Having fled conflict in their own country, the Somalian women in the refugee camps of Eastern Ethiopia were provided with basic items and support. However, at first they were not provided with cooking fuel. As a result they spent many exhausting hours each day looking for firewood. The result was deforestation, and danger as many women faced attack.

Meanwhile the Ethiopian government was looking for a solution to the problem of pollution from the local sugar industry. Rather than dumping the molasses by-product, the government was encouraging producers to manufacture ethanol.

The Gaia Association, an Ethiopian NGO, saw an opportunity to provide cleaner, safer cooking to refugee families, using ethanol-fuelled cooking stoves. Working with the UNHCR, the main providers of support in the camps, they raised the funds to provide stoves to camp residents, set up a training and support network and agreed to purchase the ethanol off the government.

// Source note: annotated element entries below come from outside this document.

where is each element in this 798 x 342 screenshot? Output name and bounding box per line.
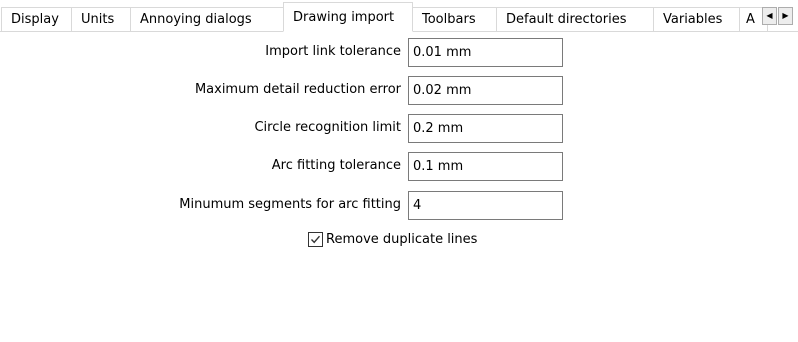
- minimum-segments-arc-fitting-label: Minumum segments for arc fitting: [179, 197, 401, 212]
- maximum-detail-reduction-error-input[interactable]: [408, 76, 563, 105]
- form-row-minimum-segments-arc-fitting: Minumum segments for arc fitting: [0, 190, 798, 222]
- tab-label: Display: [11, 12, 59, 27]
- form-row-circle-recognition-limit: Circle recognition limit: [0, 113, 798, 145]
- tab-toolbars[interactable]: Toolbars: [413, 7, 497, 31]
- scroll-left-arrow-icon: ◀: [766, 11, 773, 20]
- tab-annoying-dialogs[interactable]: Annoying dialogs: [131, 7, 284, 31]
- tab-drawing-import[interactable]: Drawing import: [283, 2, 413, 32]
- tab-default-directories[interactable]: Default directories: [497, 7, 654, 31]
- tab-scroll-right-button[interactable]: ▶: [778, 7, 793, 25]
- remove-duplicate-lines-checkbox[interactable]: [308, 232, 323, 247]
- tab-display[interactable]: Display: [1, 7, 72, 31]
- minimum-segments-arc-fitting-input[interactable]: [408, 191, 563, 220]
- arc-fitting-tolerance-input[interactable]: [408, 152, 563, 181]
- tab-strip: Display Units Annoying dialogs Drawing i…: [0, 0, 798, 32]
- import-link-tolerance-input[interactable]: [408, 38, 563, 67]
- scroll-right-arrow-icon: ▶: [782, 11, 789, 20]
- tab-label: Drawing import: [293, 10, 395, 25]
- tab-label: Toolbars: [422, 12, 476, 27]
- tab-label: Default directories: [506, 12, 627, 27]
- remove-duplicate-lines-option[interactable]: Remove duplicate lines: [308, 229, 528, 251]
- arc-fitting-tolerance-label: Arc fitting tolerance: [271, 158, 401, 173]
- tab-label: A: [746, 12, 755, 27]
- import-link-tolerance-label: Import link tolerance: [265, 44, 401, 59]
- form-row-maximum-detail-reduction-error: Maximum detail reduction error: [0, 75, 798, 107]
- tab-label: Annoying dialogs: [140, 12, 252, 27]
- checkmark-icon: [310, 235, 321, 244]
- form-row-arc-fitting-tolerance: Arc fitting tolerance: [0, 151, 798, 183]
- maximum-detail-reduction-error-label: Maximum detail reduction error: [194, 82, 401, 97]
- tab-label: Units: [81, 12, 115, 27]
- form-row-import-link-tolerance: Import link tolerance: [0, 37, 798, 69]
- tab-variables[interactable]: Variables: [654, 7, 740, 31]
- preferences-window: Display Units Annoying dialogs Drawing i…: [0, 0, 798, 342]
- tab-units[interactable]: Units: [72, 7, 131, 31]
- circle-recognition-limit-label: Circle recognition limit: [254, 120, 401, 135]
- tab-scroll-left-button[interactable]: ◀: [762, 7, 777, 25]
- circle-recognition-limit-input[interactable]: [408, 114, 563, 143]
- remove-duplicate-lines-label: Remove duplicate lines: [326, 232, 478, 247]
- tab-label: Variables: [663, 12, 723, 27]
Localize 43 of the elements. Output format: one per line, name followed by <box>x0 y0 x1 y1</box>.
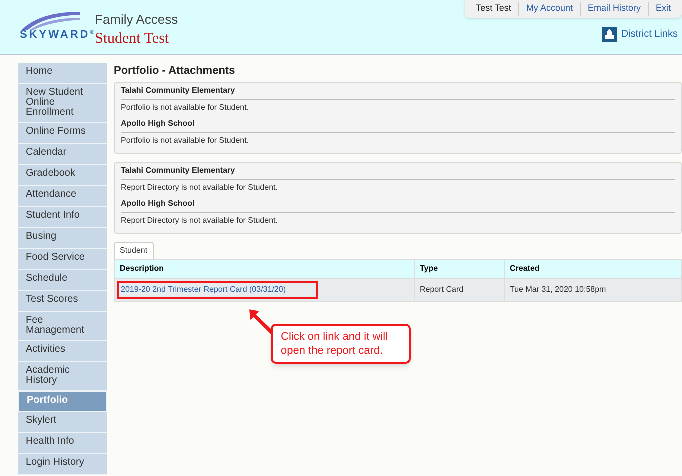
sidebar-item[interactable]: Attendance <box>18 186 107 207</box>
column-header: Created <box>504 259 682 278</box>
sidebar-item[interactable]: Health Info <box>18 433 107 454</box>
sidebar-item[interactable]: Skylert <box>18 412 107 433</box>
sidebar-item[interactable]: Busing <box>18 228 107 249</box>
sidebar-item[interactable]: Fee Management <box>18 312 107 341</box>
table-cell: Tue Mar 31, 2020 10:58pm <box>504 278 682 301</box>
sidebar-item[interactable]: Calendar <box>18 144 107 165</box>
top-link[interactable]: My Account <box>518 2 580 16</box>
sidebar-item[interactable]: Academic History <box>18 362 107 391</box>
sidebar-item[interactable]: Login History <box>18 454 107 475</box>
availability-message: Report Directory is not available for Student. <box>121 214 279 227</box>
sidebar-item[interactable]: Food Service <box>18 249 107 270</box>
school-name: Apollo High School <box>121 116 675 132</box>
school-name: Talahi Community Elementary <box>121 162 675 180</box>
availability-message: Portfolio is not available for Student. <box>121 134 250 146</box>
column-header: Description <box>114 259 414 278</box>
tab[interactable]: Student <box>114 242 154 258</box>
callout: Click on link and it will open the report card. <box>271 324 411 364</box>
sidebar-item[interactable]: Activities <box>18 341 107 362</box>
sidebar-item[interactable]: Gradebook <box>18 165 107 186</box>
page-title: Portfolio - Attachments <box>114 64 236 79</box>
sidebar-item[interactable]: Test Scores <box>18 291 107 312</box>
sidebar-item[interactable]: Student Info <box>18 207 107 228</box>
user-name[interactable]: Test Test <box>469 2 518 16</box>
sidebar-item[interactable]: Schedule <box>18 270 107 291</box>
logo-swoosh-icon <box>20 10 82 30</box>
availability-message: Report Directory is not available for Student. <box>121 182 279 194</box>
sidebar-item[interactable]: New Student Online Enrollment <box>18 84 107 123</box>
app-name: Family Access <box>95 11 178 29</box>
sidebar-item[interactable]: Online Forms <box>18 123 107 144</box>
school-name: Talahi Community Elementary <box>121 82 675 100</box>
top-link[interactable]: Exit <box>648 2 678 16</box>
student-name: Student Test <box>95 30 170 48</box>
school-name: Apollo High School <box>121 196 675 212</box>
logo-text: SKYWARD <box>20 30 90 41</box>
column-header: Type <box>414 259 504 278</box>
table-cell: Report Card <box>414 278 504 301</box>
building-icon <box>602 27 618 42</box>
sidebar-item[interactable]: Home <box>18 63 107 84</box>
availability-message: Portfolio is not available for Student. <box>121 102 250 114</box>
district-links[interactable]: District Links <box>602 27 678 42</box>
top-link[interactable]: Email History <box>580 2 648 16</box>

The benefits are considerable. By Dec 2009, 1800 households in Kebribeyah camp and 800 in Awbere camp were using ethanol stoves, avoiding the emission of about 10,000 tonnes/year of CO2. More importantly, the women no longer have to forage for wood and studies have demonstrated that the camps are less polluted and health problems reduced. All of which leaves more time for the education so critical to the long-term opportunities of the residents and their children.